Napa Valley actually had a very good 1987 vintage, and I was smart enough to buy some of my favorite Cabernet Sauvignons of that era: the Robert Mondavi Reserve, Chateau Montelena and Dunn Howell Mountain. These wines are far more consistent than anything I have from Bordeaux -- with the exception of the Mouton Rothschild -- and are still vibrant, powerful, young wines at age 25. I also bought a number of the Quintas, the port lodges of Portugal, which declared a vintage year (which I've told my daughter she should consume when she is past 30) as well as large formats of Chateau Montelena and Mouton Rothschild in the size known as an imperial -- nine liters of wine I intend to save for her wedding or the birth of her first child.
When I think of my daughter, I often think that while there's no rational reason for it, she often reminds me of my father with her stoicism and significantly less demonstrative sentimentalism than I possess. However, it is often Father's Day where I actually have her attention and focus to bring up significant life matters -- like responsible living, the importance of caring for oneself, drugs, sex and more. One topic we've never discussed is her feelings about my fame and success in the wine realm.
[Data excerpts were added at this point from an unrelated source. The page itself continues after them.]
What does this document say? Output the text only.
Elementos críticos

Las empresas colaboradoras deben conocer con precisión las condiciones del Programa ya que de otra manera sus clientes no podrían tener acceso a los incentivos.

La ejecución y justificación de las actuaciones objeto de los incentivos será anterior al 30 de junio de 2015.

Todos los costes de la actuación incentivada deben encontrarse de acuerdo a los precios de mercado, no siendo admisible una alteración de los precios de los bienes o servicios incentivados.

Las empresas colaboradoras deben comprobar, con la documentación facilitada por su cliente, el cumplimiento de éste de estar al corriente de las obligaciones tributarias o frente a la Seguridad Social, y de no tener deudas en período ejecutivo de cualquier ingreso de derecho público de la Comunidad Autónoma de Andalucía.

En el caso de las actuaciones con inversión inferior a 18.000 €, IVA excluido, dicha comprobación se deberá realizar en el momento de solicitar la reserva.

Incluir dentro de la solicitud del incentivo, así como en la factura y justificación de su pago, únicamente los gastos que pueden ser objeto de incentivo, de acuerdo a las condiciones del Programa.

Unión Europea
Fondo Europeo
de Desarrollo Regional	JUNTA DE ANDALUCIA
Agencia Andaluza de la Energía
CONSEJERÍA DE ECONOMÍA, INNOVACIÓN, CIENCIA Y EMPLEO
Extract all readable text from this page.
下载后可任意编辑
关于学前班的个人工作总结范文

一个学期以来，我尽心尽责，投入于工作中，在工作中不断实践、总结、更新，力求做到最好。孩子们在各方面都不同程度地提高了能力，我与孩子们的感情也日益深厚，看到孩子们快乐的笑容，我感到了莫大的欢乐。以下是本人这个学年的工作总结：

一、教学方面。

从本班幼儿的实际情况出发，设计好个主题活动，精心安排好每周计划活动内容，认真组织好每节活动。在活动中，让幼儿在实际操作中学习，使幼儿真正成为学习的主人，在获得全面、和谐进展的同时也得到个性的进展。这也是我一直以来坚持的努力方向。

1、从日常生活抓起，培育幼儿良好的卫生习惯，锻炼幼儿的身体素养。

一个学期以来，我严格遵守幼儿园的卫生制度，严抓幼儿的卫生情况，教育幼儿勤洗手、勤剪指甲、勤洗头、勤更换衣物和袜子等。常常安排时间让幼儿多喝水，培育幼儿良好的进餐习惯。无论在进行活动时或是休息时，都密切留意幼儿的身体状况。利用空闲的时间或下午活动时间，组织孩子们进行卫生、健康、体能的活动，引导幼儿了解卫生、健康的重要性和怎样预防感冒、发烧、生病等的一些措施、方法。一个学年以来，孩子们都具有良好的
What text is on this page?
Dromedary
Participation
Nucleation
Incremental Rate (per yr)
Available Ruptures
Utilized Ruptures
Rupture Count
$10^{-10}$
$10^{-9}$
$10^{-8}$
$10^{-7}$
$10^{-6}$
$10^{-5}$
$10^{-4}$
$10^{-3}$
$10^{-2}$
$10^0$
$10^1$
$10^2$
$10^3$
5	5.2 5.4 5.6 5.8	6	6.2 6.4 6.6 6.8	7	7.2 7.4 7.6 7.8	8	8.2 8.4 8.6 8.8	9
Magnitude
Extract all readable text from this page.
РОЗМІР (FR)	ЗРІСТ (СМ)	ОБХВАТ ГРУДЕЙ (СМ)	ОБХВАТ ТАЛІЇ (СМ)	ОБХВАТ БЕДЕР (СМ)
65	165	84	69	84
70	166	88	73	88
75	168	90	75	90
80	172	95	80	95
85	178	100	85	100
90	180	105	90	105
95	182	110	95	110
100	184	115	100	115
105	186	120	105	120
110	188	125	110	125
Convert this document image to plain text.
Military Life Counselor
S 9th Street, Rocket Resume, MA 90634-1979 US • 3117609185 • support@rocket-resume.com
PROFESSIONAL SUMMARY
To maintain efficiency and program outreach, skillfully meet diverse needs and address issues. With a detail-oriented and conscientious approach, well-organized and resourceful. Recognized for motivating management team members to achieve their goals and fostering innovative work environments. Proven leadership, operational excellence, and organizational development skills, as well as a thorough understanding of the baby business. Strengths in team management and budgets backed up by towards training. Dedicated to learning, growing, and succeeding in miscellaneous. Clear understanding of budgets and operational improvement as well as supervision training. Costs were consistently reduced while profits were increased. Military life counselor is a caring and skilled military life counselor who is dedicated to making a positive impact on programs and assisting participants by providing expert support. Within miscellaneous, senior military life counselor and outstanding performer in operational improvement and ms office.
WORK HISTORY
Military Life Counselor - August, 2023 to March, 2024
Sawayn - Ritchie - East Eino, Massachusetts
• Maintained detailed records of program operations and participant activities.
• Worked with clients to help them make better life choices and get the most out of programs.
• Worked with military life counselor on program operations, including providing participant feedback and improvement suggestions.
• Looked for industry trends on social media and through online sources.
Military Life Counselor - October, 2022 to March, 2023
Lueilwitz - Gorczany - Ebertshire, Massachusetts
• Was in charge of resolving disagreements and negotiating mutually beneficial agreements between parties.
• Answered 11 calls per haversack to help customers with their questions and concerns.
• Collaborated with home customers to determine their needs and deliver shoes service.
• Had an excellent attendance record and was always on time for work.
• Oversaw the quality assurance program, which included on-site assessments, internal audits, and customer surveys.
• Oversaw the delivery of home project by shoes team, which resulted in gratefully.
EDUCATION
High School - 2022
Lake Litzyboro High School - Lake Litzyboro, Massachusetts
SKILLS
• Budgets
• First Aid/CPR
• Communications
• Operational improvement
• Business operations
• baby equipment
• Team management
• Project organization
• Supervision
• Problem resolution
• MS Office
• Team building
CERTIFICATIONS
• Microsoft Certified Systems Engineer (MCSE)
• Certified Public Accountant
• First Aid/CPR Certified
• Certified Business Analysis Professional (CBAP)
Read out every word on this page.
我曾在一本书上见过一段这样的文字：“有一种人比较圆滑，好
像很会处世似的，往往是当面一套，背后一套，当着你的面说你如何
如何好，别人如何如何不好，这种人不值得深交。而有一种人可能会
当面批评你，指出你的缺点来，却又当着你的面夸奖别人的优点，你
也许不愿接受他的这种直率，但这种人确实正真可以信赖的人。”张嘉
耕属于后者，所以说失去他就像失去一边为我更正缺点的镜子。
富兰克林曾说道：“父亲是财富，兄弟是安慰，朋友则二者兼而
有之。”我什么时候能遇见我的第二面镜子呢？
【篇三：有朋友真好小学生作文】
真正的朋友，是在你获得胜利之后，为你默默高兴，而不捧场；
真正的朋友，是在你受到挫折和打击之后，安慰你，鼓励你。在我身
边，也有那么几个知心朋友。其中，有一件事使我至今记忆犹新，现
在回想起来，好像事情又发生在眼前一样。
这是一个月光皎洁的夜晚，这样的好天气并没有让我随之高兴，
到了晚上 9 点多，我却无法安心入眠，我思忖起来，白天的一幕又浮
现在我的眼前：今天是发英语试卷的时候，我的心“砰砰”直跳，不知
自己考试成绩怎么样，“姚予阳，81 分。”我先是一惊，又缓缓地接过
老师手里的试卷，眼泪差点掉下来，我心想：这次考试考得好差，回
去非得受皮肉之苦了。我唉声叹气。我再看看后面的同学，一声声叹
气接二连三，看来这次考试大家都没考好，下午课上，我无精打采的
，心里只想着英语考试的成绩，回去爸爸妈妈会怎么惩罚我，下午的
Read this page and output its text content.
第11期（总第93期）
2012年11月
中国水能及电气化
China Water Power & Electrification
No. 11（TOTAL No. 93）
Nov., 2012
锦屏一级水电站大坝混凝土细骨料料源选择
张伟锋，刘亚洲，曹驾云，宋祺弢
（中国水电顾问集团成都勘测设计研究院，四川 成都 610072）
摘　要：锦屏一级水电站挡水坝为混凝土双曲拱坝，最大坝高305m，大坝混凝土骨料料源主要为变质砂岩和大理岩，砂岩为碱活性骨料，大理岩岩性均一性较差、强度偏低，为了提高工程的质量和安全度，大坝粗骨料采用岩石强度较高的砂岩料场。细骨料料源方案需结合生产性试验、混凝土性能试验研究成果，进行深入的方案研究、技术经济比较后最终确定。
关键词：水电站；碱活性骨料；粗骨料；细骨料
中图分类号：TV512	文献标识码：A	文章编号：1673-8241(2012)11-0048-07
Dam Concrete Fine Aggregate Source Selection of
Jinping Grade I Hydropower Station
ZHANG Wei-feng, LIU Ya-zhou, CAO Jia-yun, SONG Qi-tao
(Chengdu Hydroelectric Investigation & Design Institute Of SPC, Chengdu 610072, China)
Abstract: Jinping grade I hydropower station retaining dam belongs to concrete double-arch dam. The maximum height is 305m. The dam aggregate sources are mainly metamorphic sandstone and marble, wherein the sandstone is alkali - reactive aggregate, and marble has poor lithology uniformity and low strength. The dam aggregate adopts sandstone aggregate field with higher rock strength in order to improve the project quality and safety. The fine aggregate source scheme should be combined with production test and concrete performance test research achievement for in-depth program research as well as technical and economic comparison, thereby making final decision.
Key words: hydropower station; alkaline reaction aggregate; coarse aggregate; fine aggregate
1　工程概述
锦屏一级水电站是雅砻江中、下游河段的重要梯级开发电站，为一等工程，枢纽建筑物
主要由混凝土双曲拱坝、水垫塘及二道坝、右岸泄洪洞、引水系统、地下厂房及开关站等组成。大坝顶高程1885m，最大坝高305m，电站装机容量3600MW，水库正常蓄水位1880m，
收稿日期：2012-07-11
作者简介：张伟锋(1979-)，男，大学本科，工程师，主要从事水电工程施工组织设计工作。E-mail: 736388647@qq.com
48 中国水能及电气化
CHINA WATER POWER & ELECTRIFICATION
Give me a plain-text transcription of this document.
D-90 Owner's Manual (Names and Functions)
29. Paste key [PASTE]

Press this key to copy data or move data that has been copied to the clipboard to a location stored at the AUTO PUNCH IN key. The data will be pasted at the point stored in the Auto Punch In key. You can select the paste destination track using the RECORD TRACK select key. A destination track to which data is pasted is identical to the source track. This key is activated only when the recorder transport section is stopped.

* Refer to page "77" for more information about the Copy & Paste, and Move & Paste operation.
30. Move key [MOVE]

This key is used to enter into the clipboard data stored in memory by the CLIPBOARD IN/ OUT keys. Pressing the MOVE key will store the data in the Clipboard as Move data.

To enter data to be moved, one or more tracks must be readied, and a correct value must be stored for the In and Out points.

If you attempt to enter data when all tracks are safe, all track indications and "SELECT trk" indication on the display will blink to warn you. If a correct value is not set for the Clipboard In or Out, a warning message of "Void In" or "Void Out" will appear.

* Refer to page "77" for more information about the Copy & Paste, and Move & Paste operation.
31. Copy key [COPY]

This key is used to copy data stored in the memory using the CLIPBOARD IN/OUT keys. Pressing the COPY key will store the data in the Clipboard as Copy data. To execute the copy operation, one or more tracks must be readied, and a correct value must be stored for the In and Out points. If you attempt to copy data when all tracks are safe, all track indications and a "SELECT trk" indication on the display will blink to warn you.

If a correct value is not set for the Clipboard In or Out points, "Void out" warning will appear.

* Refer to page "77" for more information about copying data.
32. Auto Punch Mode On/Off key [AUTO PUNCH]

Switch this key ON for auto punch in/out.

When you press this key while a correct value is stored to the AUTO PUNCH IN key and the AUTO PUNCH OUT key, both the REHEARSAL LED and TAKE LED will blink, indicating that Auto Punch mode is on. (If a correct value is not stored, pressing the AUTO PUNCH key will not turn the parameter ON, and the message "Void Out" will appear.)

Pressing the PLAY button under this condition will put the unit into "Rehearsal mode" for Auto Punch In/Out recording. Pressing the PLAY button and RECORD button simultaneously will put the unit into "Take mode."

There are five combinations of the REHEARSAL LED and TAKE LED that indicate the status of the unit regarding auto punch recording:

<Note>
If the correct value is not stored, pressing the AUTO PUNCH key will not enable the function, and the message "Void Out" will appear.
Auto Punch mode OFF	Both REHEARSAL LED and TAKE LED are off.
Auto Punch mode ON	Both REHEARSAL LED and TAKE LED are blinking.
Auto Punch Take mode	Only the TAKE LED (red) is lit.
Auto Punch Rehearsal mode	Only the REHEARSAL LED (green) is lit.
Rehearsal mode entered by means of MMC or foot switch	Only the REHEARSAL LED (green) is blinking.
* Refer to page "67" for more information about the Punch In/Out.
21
She knows about it, has seen articles and has been with us when I've given lectures at fancy dinners and wine tastings in Asia and especially Korea, her country of birth.
In my opinion, the great success I've enjoyed in this small niche field is far more meaningful if she recognizes the hard road and enormous amount of work it took to get to this point rather than hearing of the success itself.
Recently, I posted tips for sustained success on the eRobertParker.com bulletin board, and it dawned on me how much I echoed my father's sentiments as the first two tips for sustained success are to have a "total and obvious love/passion for the subject matter" and to immerse "yourself in a field, preparing to know more about every possible nuance... and to never stop learning." The money will follow. It's how I chose to run my life then and the measure by which I rule my decisions today.
So this Father's Day will be a joyful occasion where I can fill myself with pride over my daughter's life and what she's achieved, stuffing the melancholy that sets in as I realize how quickly time passes as she's five years away from turning 30 and only 15 from turning 40. As she pursues her passions, my fatherly desire wants to see her select the perfect mate and then witness the birth of my grandchildren -- but for now, I wait. And encourage her own immersion as she explores her passions.
Finally, to the fathers and their fathers and to future fathers -- all who play critical and dual roles in the lives of their parents and children -- Father's Day is wonderful time to take stock of what's been impressed onto us and to pass it down to future generations -- over the perfect bottle of vino, of course. Happy Dad's Day!